Lorsque nous sommes arrivées en Inde, nous nous sommes promenées dans un quartier jeune et branché de New Delhi, Saket. Au fil de notre balade, nous sommes entrées dans une boutique et notre attention s’est rapidement posée sur de belles écharpes et des vêtements au touché irréprochable. L’œil avisé de Chloé n’a pas tardé à reconnaître une teinture végétale. L’étiquette nous promettait du filage traditionnel, du tissage à la main et de la teinture végétale dans les montagnes de l’Himalaya dans un but de durabilité et d’empowerment local. Parfait. Après l’effervescence de la capitale, nous n’aspirions qu’à une chose : respirer l’air frais des montagnes. Un simple échange de mails et nous étions attendues quelques semaines pus tard chez Avani. Et ce que nous avons découvert dans cette communauté a de loin dépassé nos espérances.
Une communauté isolée dans les montagnes
Nous avions rendez-vous chez Avani après notre rencontre avec KKM. Les deux organisations sont dans le même état, l’Uttarakand. Nous étions donc sûres de ne pas avoir de mal à rejoindre le campus d’Avani. Mais c’était sans compter les distances indiennes.
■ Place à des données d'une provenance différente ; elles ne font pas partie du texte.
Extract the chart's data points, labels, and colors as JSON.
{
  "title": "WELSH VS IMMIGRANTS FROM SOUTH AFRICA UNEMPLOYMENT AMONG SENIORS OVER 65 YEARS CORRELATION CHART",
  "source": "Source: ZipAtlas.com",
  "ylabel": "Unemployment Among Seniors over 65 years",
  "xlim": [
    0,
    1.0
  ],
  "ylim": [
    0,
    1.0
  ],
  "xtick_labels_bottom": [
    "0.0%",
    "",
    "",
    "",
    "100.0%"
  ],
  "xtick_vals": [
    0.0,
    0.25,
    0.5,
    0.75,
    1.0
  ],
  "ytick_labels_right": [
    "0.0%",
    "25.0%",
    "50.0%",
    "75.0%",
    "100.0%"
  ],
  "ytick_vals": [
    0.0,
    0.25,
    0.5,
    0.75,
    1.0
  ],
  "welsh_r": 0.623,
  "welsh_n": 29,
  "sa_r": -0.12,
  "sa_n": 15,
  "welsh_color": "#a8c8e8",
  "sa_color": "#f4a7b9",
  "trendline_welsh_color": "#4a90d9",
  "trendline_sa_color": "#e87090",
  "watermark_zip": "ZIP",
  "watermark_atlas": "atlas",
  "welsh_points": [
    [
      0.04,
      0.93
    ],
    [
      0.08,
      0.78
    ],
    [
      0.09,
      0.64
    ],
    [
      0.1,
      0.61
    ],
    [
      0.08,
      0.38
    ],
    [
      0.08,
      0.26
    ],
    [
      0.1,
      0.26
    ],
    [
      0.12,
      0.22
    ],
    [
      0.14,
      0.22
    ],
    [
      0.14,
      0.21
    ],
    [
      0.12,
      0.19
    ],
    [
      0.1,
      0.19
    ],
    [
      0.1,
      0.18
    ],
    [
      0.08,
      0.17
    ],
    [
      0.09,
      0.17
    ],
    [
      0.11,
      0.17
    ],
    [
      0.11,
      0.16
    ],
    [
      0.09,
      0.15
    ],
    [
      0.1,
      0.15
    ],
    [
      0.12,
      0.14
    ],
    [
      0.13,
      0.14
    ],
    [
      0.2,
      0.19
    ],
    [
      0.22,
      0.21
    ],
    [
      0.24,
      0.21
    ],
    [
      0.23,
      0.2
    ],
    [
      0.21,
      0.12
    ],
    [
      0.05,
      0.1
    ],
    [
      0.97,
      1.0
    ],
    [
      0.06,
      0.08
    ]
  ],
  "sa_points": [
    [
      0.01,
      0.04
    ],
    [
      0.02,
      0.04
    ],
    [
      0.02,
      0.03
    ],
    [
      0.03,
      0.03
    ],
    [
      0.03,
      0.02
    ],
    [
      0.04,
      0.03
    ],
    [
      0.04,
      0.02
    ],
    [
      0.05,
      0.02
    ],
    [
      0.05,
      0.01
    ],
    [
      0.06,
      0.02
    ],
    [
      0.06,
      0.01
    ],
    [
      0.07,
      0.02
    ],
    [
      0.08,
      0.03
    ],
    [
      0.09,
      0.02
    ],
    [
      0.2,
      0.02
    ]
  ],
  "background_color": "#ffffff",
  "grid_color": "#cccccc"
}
Après une journée de train, nous sommes montées dans une jeep pour un trajet de sept heures. Plus le temps passait, plus nous nous enfoncions dans les montagnes.
Lorsque nous arrivons chez Avani, la vue est à couper le souffle. La chaîne de l’Himalaya s’offre à nous dans toute sa splendeur. C’est magnifique, mais une chose est sûre, cet endroit est très isolé. C’est d’ailleurs ce qui a fait naître le projet en 1999.
Les villages aux alentours sont trop isolés pour être connectés à l’électricité. Alors les fondateurs d’Avani commencent à équiper les hameaux de panneaux solaires pour leur permettre d’être autonomes en énergie. Mais pour ces familles, la seule source de revenus étant leur petite ferme, les moyens manquent pour payer pour ces équipements et elles ont besoin d’une nouvelle activité pour survire. Rapidement, Avani découvre dans ces villages un savoir-faire traditionnel immense dans le textile et dans l’agriculture qui lui est liée (coton, chanvre, plantes tinctoriales…). Se met alors en place un système qui profite à tous.
Aujourd’hui, Avani se compose de plusieurs sites. Il y un campus principal où se concentrent l’administration, l’activité de teinture végétale, une partie de la production d’énergie et de maintenance des équipements, et le développement de nouvelles technologies durables. Et il y a de nombreux centres textiles dans les villages alentours où les villageois.es filent, tissent, tricotent et rassemblent les productions agricoles. Nous avons eu l’occasion de découvrir le premier centre de tissage qui a vu le jour en 2000 à Digoli.
Une autonomie durable grâce à des systèmes ingénieux
Bien que l’activité principale d’Avani soit le textile, avec les cultures du coton, de la soie, de la laine puis le filage, le tissage, la teinture et la couture, sur le campus, les innovations n’ont pas cessé afin de rendre le lieu autonome intégralement. En effet, la situation géographique rendait cette autonomisation indispensable, mais plus que cela, les fondateurs d’Avani savaient qu’ils pouvaient créer un cercle vertueux en réussissant cet exploit.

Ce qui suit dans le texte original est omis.